My attention went back to the old man’s creation as my finger caressed the baby’s tiny head as it seemed to emerge from his mother. Like the one in the museum, would he succeed in pushing through the gate back to life? Or would his head be forever stuck in between? What was the old man trying to express?
“Shhh . . . little one,” I said, kissing the to-be-born’s bald head, “everything will be all right, just be patient. Your mommy loves you and will protect you from all evils.”
I sighed, then picked up the next figurine, that of the fish within fish within fish. Life within life, or if you looked at it from the opposite side, death within death. For each fish was being devoured by a larger one.
I gently put down the fish and picked up the snake-headed goddess. The nine snake heads were all different from each other, some with open mouths and forked tongues sticking out, others with sharp fangs exposed, as if ready to strike. One with eyes closed as if meditating—or more likely just hibernating. I wondered if each was symbolizing a different aspect of life.
Finally, I picked up the peeing toddler. In comparison to the other statutes, this one seemed relatively banal. However, when I looked more carefully, I noticed that a small bird was perching on the boy’s head, watching the other little birdie pee.
Appreciating the sculptures made me think of a birthmark that I had. The shape of it was something like a baby in the fetal position, and it was near my own intimate part. My mother had told me that it was the trace of a she-ghost’s jealousy of my birth. During Mother’s pregnancy, the ghost kept kicking her womb, hoping that I’d end up stillborn. Fortunately, I was saved by Laolao, who concocted a special demon-quelling herb sou
p to soothe her daughter’s pregnancy. And so I came into this world.

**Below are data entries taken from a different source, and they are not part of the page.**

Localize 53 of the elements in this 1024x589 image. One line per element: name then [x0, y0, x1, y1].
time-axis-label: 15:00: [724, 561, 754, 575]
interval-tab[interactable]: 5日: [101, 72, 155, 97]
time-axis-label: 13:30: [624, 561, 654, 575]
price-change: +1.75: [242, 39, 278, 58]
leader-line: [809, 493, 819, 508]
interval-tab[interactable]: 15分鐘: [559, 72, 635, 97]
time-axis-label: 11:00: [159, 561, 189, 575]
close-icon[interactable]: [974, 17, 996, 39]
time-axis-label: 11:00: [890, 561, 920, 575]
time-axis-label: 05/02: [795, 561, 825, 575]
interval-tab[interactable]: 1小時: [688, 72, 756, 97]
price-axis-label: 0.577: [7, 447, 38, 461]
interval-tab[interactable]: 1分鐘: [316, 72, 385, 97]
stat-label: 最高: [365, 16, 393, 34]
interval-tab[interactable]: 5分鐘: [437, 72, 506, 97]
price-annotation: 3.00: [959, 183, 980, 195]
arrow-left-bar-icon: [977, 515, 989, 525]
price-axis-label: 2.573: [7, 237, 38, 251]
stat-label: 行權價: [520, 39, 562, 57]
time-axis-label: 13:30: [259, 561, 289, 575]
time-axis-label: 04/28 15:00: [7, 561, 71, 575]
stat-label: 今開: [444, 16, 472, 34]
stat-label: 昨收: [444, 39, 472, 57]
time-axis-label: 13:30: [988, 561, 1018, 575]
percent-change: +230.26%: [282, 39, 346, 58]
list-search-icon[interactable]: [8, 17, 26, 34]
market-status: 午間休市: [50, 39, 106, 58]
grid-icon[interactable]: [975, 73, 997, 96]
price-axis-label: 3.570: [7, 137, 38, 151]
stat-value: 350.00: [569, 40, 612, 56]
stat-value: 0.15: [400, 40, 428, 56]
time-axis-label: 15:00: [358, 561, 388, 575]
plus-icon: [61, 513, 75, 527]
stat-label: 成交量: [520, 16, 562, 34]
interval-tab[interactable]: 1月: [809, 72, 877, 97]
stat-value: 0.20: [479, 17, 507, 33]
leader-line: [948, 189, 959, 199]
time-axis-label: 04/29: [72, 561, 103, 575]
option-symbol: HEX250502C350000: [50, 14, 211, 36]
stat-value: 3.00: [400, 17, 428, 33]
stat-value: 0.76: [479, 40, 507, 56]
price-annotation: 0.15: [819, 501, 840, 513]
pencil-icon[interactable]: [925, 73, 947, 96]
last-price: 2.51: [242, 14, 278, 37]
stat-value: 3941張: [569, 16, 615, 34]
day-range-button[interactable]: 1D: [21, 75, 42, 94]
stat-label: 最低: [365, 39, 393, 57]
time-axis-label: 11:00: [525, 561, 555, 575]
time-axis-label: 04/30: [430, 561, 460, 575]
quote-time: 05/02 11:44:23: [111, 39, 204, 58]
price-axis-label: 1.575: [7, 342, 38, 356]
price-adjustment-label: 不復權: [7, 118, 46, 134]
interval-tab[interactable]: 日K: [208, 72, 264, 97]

I once asked Mother if she knew whose ghost it was and why she was so jealous of me.
Her answer was, “She was an ancestor who had only boys, but all were as hideous as Zhong Kui, the brilliant scholar who committed suicide because he was so ugly. She desperately wanted a beautiful girl. By killing you she could take possession of your body.”
Even when I was young, I knew this was total nonsense, especially because everyone knows ghosts envy boys, not girls. So I asked Mother, “Don’t all Chinese want boys?”
“Yes and no. Remember the famous Concubine Yang? She became the emperor’s favorite woman and brought endless glory to her family.”
“If this relative was dead, how would I become her daughter?” I challenged Mother again.
“Because then she could reincarnate!”
It was because of such silly superstitions that I did not want to continue my family’s shamanistic lineage, despite Laolao’s wishes. Looking at the half-born stone baby reminded me again of my “baby”—the birthmark right next to my vagina. Ivan loved it. He liked to kiss it before we made love, sighing. Once he said, “Ah . . . so sexy. Eileen, you may not be a witch, but you are definitely a born seductress.”
“How’s that?”
“Because you’re born to draw attention to here. . . .” He kissed my birthmark again, then moved farther down. “It shows you are very fertile.”
“What does my birthmark have to do with fertility?” I was moaning and asking at the same time.
“Don’t you see that it’s a baby?”
Back in the present, I just stared at the stone baby in my hands, at the moment happy with art rather than life. I wondered how I had happened to encounter the old man—had Lonely Star intentionally led me to him?
Wondering, I fell into a deep sleep.